Constructing Gendered Workplace ‘Types’: The weaver–millworker distinction in Dundee's jute industry, c. 1880–1910

Construyendo ‘tipos’ generizados del lugar del trabajo: la distinción entre tejedor y molinero en la industria de yute en Dundee

Pages 467-482 | Published online: 24 Jul 2007
 

Abstract

Victorian and Edwardian Dundee was labelled a ‘woman's town’ due to the high proportion of women who worked in the city's staple jute industry. In this article, drawing on a range of contemporary sources, I use the work of feminist historians and Foucauldian notions of discourse to interrogate this label and explore why and how working women came to be marked as particularly problematic. Further, in questioning this label, I demonstrate how two specific workplace ‘types’—the weaver and millworker—were identified and constructed in contrast to one another. This article probes the processes through which these two ‘types’ were created, contested and performed in relation to the segregations and working conditions of their respective workplaces, and argues for a markedly spatial interrogation of gender identities and the category ‘working woman’.

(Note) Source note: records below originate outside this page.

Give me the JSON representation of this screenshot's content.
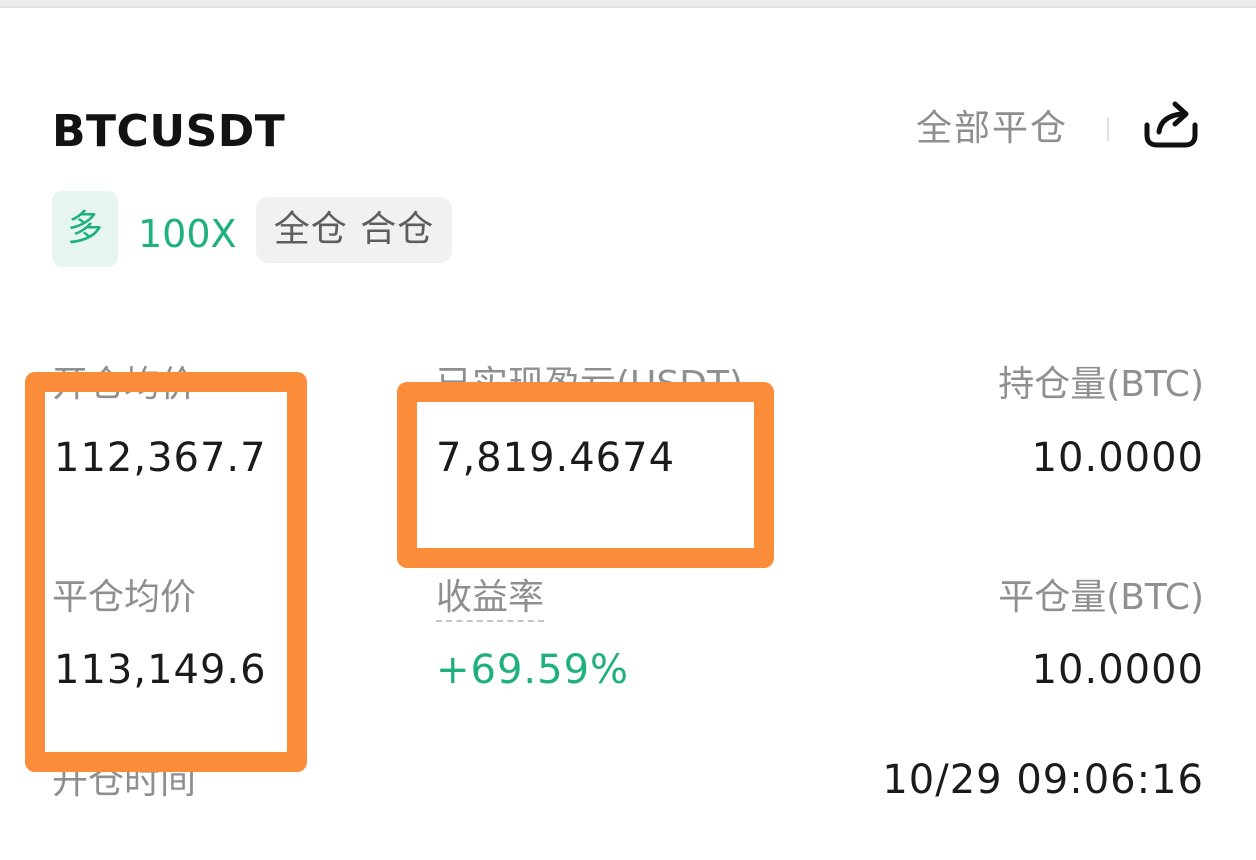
{
  "header": {
    "symbol": "BTCUSDT",
    "close_all_label": "全部平仓",
    "share_icon": "share-icon"
  },
  "tags": {
    "side": "多",
    "leverage": "100X",
    "margin_mode": "全仓 合仓"
  },
  "stats": {
    "open_avg_price": {
      "label": "开仓均价",
      "value": "112,367.7"
    },
    "realized_pnl": {
      "label": "已实现盈亏(USDT)",
      "value": "7,819.4674"
    },
    "position_size": {
      "label": "持仓量(BTC)",
      "value": "10.0000"
    },
    "close_avg_price": {
      "label": "平仓均价",
      "value": "113,149.6"
    },
    "roi": {
      "label": "收益率",
      "value": "+69.59%"
    },
    "closed_size": {
      "label": "平仓量(BTC)",
      "value": "10.0000"
    },
    "open_time": {
      "label": "开仓时间",
      "value": "10/29 09:06:16"
    }
  },
  "colors": {
    "accent_green": "#1fb07f",
    "highlight_orange": "#fb8c3a",
    "text_primary": "#1b1b1b",
    "text_secondary": "#8f8f8f"
  }
}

La ciudad de Dundee durante las épocas victoriana y eduardiana, se calificó de una ‘puebla de mujeres’ debido al alto nivel de mujeres trabajando en la industria principal de la ciudad, yute. En este artículo, haciendo uso de un rango de fuentes actual, utilizo el trabajo de historiadoras feministas y las nociones de discurso de Foucault para interrogar esta calificación y exploro porqué y cómo las trabajadoras femeninas fueron designadas como particularmente problemáticas. Además, en cuestionando esta calificación, ilustro cómo dos tipos específicos de lugares de trabajo—el tejedor y el molinero—se identificaron y se construyeron como contrarios. Este artículo analiza los procesos en donde se crearon, se refutaron e se interpretaron estos dos ‘tipos’ en relación a las segregaciones y las condiciones de trabajo en sus lugares respectivos de trabajo, y al mismo tiempo se sugiere una interrogación espacial de las identidades de género y la categoría de ‘mujer trabajando”.

Acknowledgements

This article stems from PhD research undertaken in the School of Geography and Geosciences, University of St Andrews. I would like to thank Dan Clayton for his supervision during this time. Particular thanks to reviewers for their full and detailed comments that have encouraged me to focus the claims of the article.

Notes

1. For example, in Lancashire's cotton industry, strong unionisation ensured men retained the job of spinning, gained skilled status and high earnings, and differentiated themselves from other ‘unskilled’ groups (Winstanley, Citation1996). In Dundee, however, men's employment in both mill and factory work was confined largely to a small number of supervisory roles as limited unionisation and constant pressures to keep costs low impelled women's employment in both spinning and weaving (Gordon, Citation1991).

2. I draw on a number of existing oral histories conducted by the Dundee Oral History Project (Citation1984), Gordon (Citation1991) and Kay (Odyssey Interviews, Citation1980). Reflective accounts relate to newspaper articles from the 1920s that reflect on the jute industry and its workforce at the turn of the twentieth century (People's Journal, 14 October 1922).

3. The DYB was published annually from 1878 to give a summary of information provided by the city's Liberal Party-supporting newspaper, the Dundee Advertiser.

4. The Lamb Collection consists of a range of materials including newspaper cuttings from the late nineteenth century.

5. The closest to this moral mapping was the DSU's survey into the city's housing and industrial conditions (1905). Through investigation of four blocks of dwellings, homes were described and occupations noted. Although not explicitly commented on, millworkers were, in the main, located in the poorer class of housing, although a number of instances existed where weavers and millworkers resided next to one another. Further, only as exceptions were dirty conditions commented on in relation to millworkers' homes and clean conditions in relation to those of weavers. This therefore suggests a blurring of the distinction in the residential spaces and conditions between weavers and millworkers.